The bit above ground, however, is not even half the story.  Some people have tried to nickname the place the Iceberg, because so much of it is hidden under the surface.

In the dusk, Château d'Oex the town looked rich and neat and tidy as ever.  It had snowed recently and the place looked quite picturesque, in a neat and tidy way.  I swear they clean the slush.  The road to the compound swept over the railway and up to a tall set of gates and a designer guardhouse.  One of the three guards recognised me and nodded, but they checked my passport anyway.

The gates hummed open with an inertia-rich deliberation that would make you wary of taking anything flimsier than a main battle tank through them uninvited.  The 7-series purred upwards past the trees and the crisply white lawns and pastures, its way lit by ornamental light clusters with three softly glowing white globes apiece, and — on about every fifth or sixth lamp — a little CCTV camera.

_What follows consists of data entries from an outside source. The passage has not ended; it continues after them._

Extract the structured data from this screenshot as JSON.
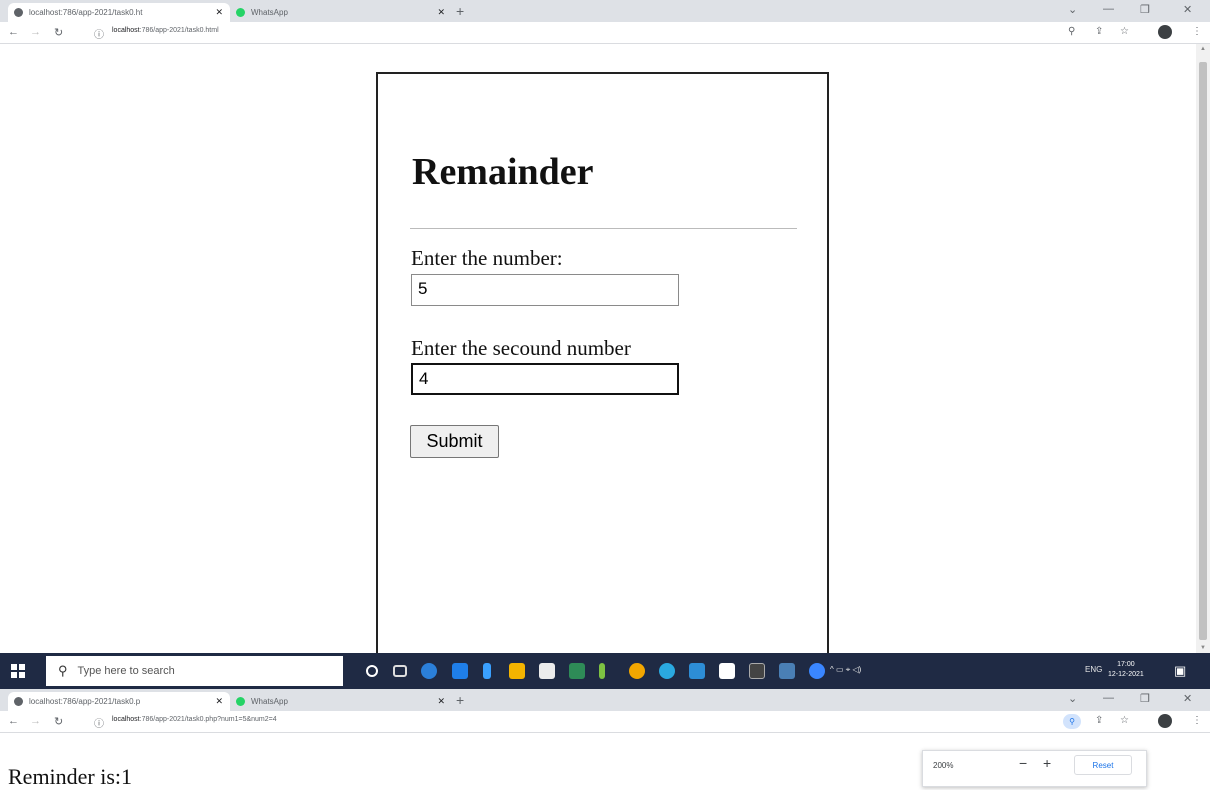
{
  "browser_top": {
    "tabs": [
      {
        "title": "localhost:786/app-2021/task0.ht",
        "favicon_color": "#5f6368",
        "active": true
      },
      {
        "title": "WhatsApp",
        "favicon_color": "#25d366",
        "active": false
      }
    ],
    "url_host": "localhost",
    "url_rest": ":786/app-2021/task0.html"
  },
  "form": {
    "title": "Remainder",
    "label1": "Enter the number:",
    "value1": "5",
    "label2": "Enter the secound number",
    "value2": "4",
    "submit_label": "Submit"
  },
  "taskbar": {
    "search_placeholder": "Type here to search",
    "tray_lang": "ENG",
    "time": "17:00",
    "date": "12-12-2021"
  },
  "browser_bottom": {
    "tabs": [
      {
        "title": "localhost:786/app-2021/task0.p",
        "favicon_color": "#5f6368",
        "active": true
      },
      {
        "title": "WhatsApp",
        "favicon_color": "#25d366",
        "active": false
      }
    ],
    "url_host": "localhost",
    "url_rest": ":786/app-2021/task0.php?num1=5&num2=4"
  },
  "result": {
    "text": "Reminder is:1"
  },
  "zoom_popup": {
    "level": "200%",
    "reset_label": "Reset"
  }
}
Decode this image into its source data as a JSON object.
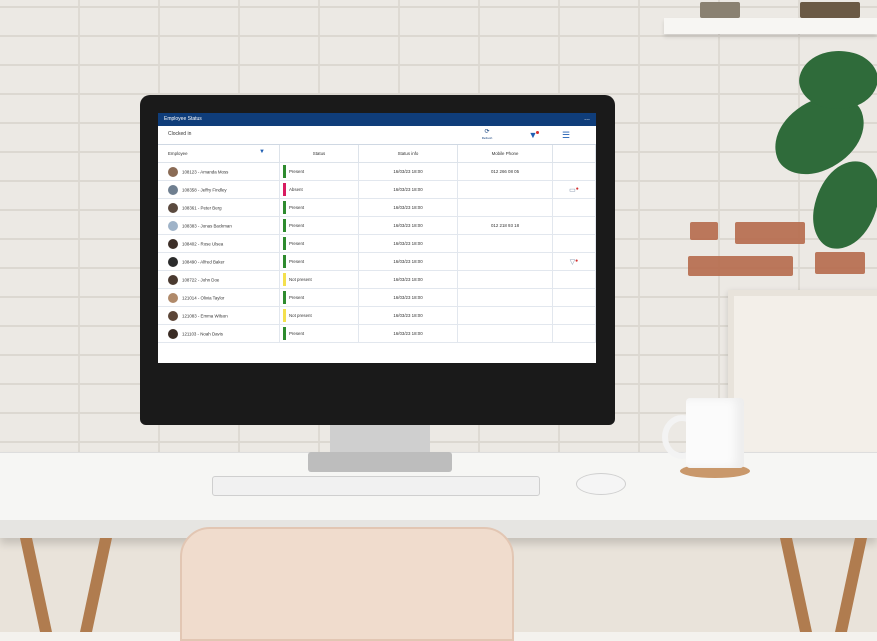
{
  "app": {
    "title": "Employee Status",
    "filter_value": "Clocked in",
    "refresh_label": "Refresh",
    "menu_dots": "...",
    "icons": {
      "refresh": "refresh-icon",
      "filter": "filter-icon",
      "menu": "menu-icon",
      "sort": "sort-icon"
    },
    "colors": {
      "titlebar": "#0f3d7a",
      "present": "#2e8b2e",
      "absent": "#d81b60",
      "not_present": "#f4e04d"
    }
  },
  "table": {
    "headers": {
      "employee": "Employee",
      "status": "Status",
      "status_info": "Status info",
      "mobile_phone": "Mobile Phone"
    },
    "rows": [
      {
        "employee": "108123 - Amanda Moss",
        "status": "Present",
        "status_kind": "present",
        "status_info": "16/03/23 18:00",
        "mobile_phone": "012 266 08 05",
        "action": ""
      },
      {
        "employee": "108358 - Jeffry Findley",
        "status": "Absent",
        "status_kind": "absent",
        "status_info": "16/03/23 18:00",
        "mobile_phone": "",
        "action": "comment-icon"
      },
      {
        "employee": "108361 - Peter Berg",
        "status": "Present",
        "status_kind": "present",
        "status_info": "16/03/23 18:00",
        "mobile_phone": "",
        "action": ""
      },
      {
        "employee": "108383 - Jonas Backman",
        "status": "Present",
        "status_kind": "present",
        "status_info": "16/03/23 18:00",
        "mobile_phone": "012 218 93 18",
        "action": ""
      },
      {
        "employee": "108402 - Rose Ulsea",
        "status": "Present",
        "status_kind": "present",
        "status_info": "16/03/23 18:00",
        "mobile_phone": "",
        "action": ""
      },
      {
        "employee": "108490 - Alfred Baker",
        "status": "Present",
        "status_kind": "present",
        "status_info": "16/03/23 18:00",
        "mobile_phone": "",
        "action": "filter-alert-icon"
      },
      {
        "employee": "108722 - John Doe",
        "status": "Not present",
        "status_kind": "not_present",
        "status_info": "16/03/23 18:00",
        "mobile_phone": "",
        "action": ""
      },
      {
        "employee": "121014 - Olivia Taylor",
        "status": "Present",
        "status_kind": "present",
        "status_info": "16/03/23 18:00",
        "mobile_phone": "",
        "action": ""
      },
      {
        "employee": "121083 - Emma Wilson",
        "status": "Not present",
        "status_kind": "not_present",
        "status_info": "16/03/23 18:00",
        "mobile_phone": "",
        "action": ""
      },
      {
        "employee": "121103 - Noah Davis",
        "status": "Present",
        "status_kind": "present",
        "status_info": "16/03/23 18:00",
        "mobile_phone": "",
        "action": ""
      }
    ]
  }
}
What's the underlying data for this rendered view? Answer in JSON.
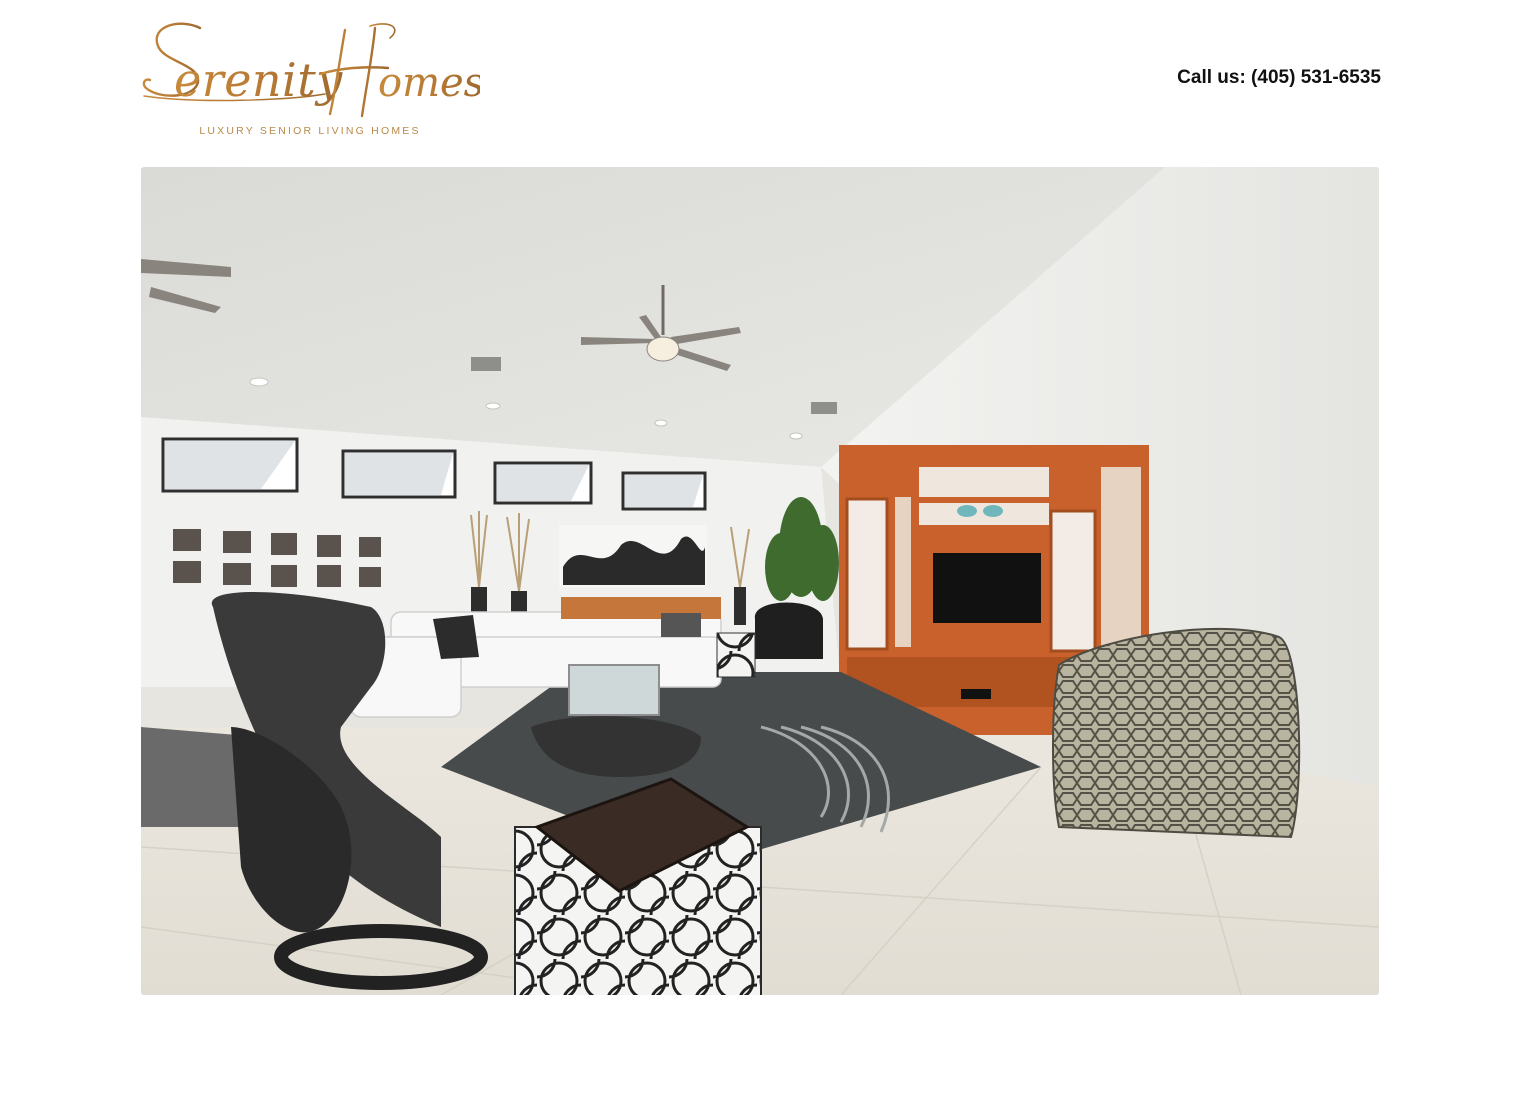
{
  "brand": {
    "name": "Serenity Homes",
    "tagline": "LUXURY SENIOR LIVING HOMES",
    "accent_color": "#b98a4a"
  },
  "header": {
    "call_label": "Call us: (405) 531-6535"
  },
  "hero": {
    "icon": "living-room-photo"
  }
}
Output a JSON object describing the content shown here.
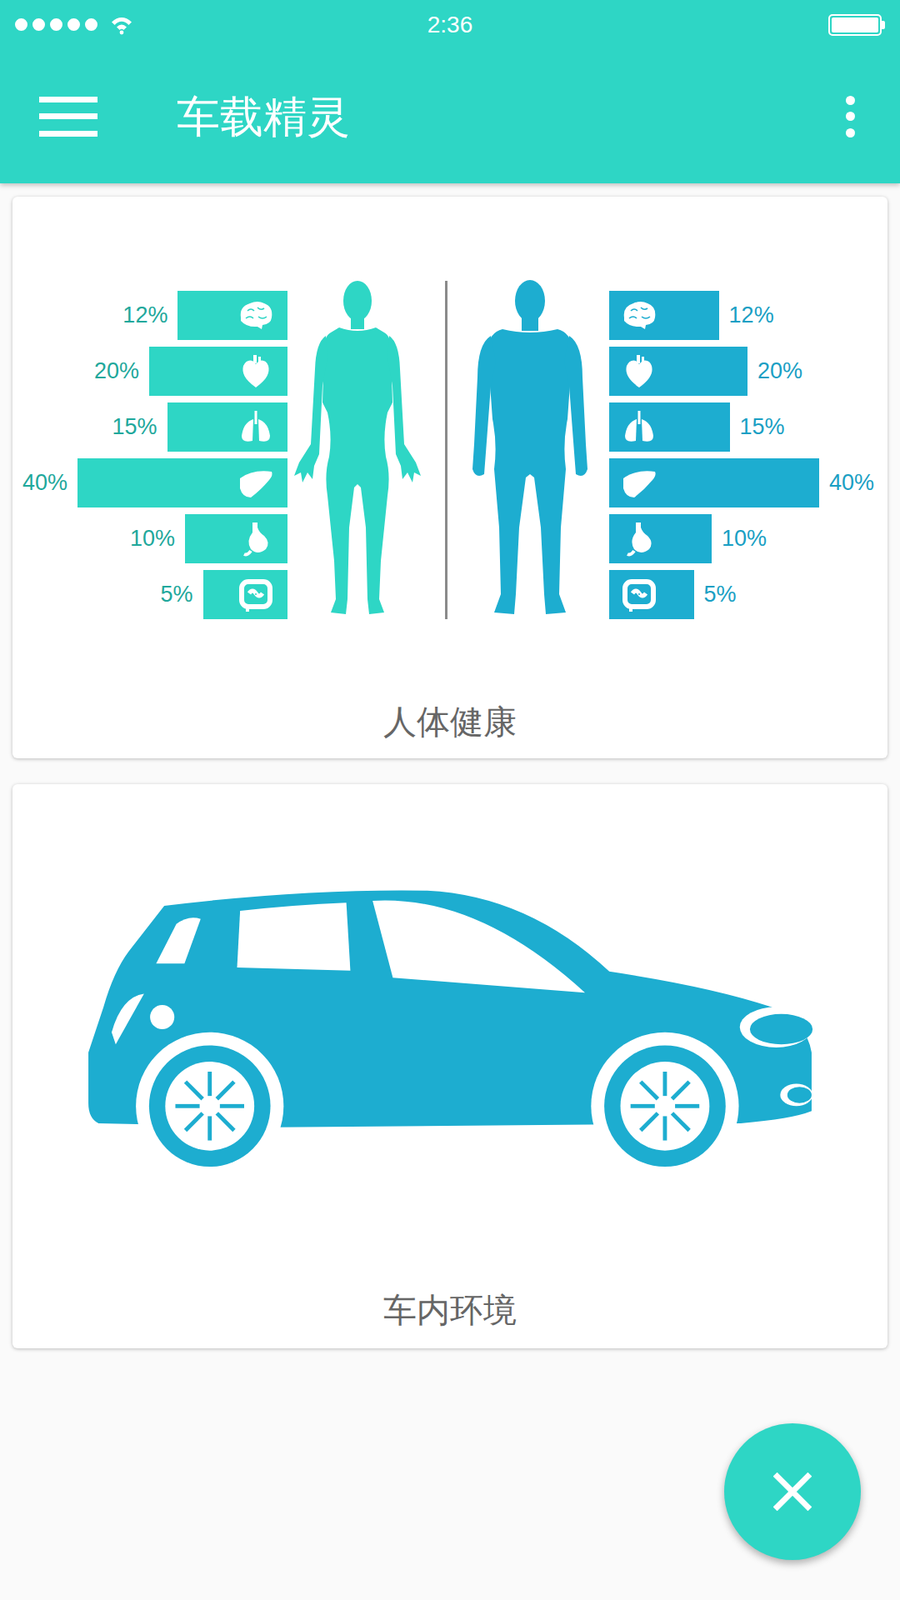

The château swung into view, tastefully floodlit and looking chocolate-box pretty against the black and white of the wooded mountainside beyond.  Above it, necklaces of white road lights wiggled on up the slope to higher buildings.

The mostly male staff at the château went gliding around, white-jacketed, efficient, seeming to do the old Miss Heggies trick of materialising and dematerialising at will.  I was welcomed with nods and clicked heels, my bags disappeared apparently of their own volition, my coat slipped silently and almost unnoticed from my shoulders and I was escorted through the baroque and glowing foyer towards the gleaming elevators in the dreamlike state that usually afflicted me here.  I nodded to people I knew, exchanged travel pleasantries with the white-jacketed guy carrying my briefcase, but it all seemed dissociated from reality.  If you'd asked me when I got to my room and was settling in which language I'd been talking to the guy in the white jacket, I couldn't have told you for sure.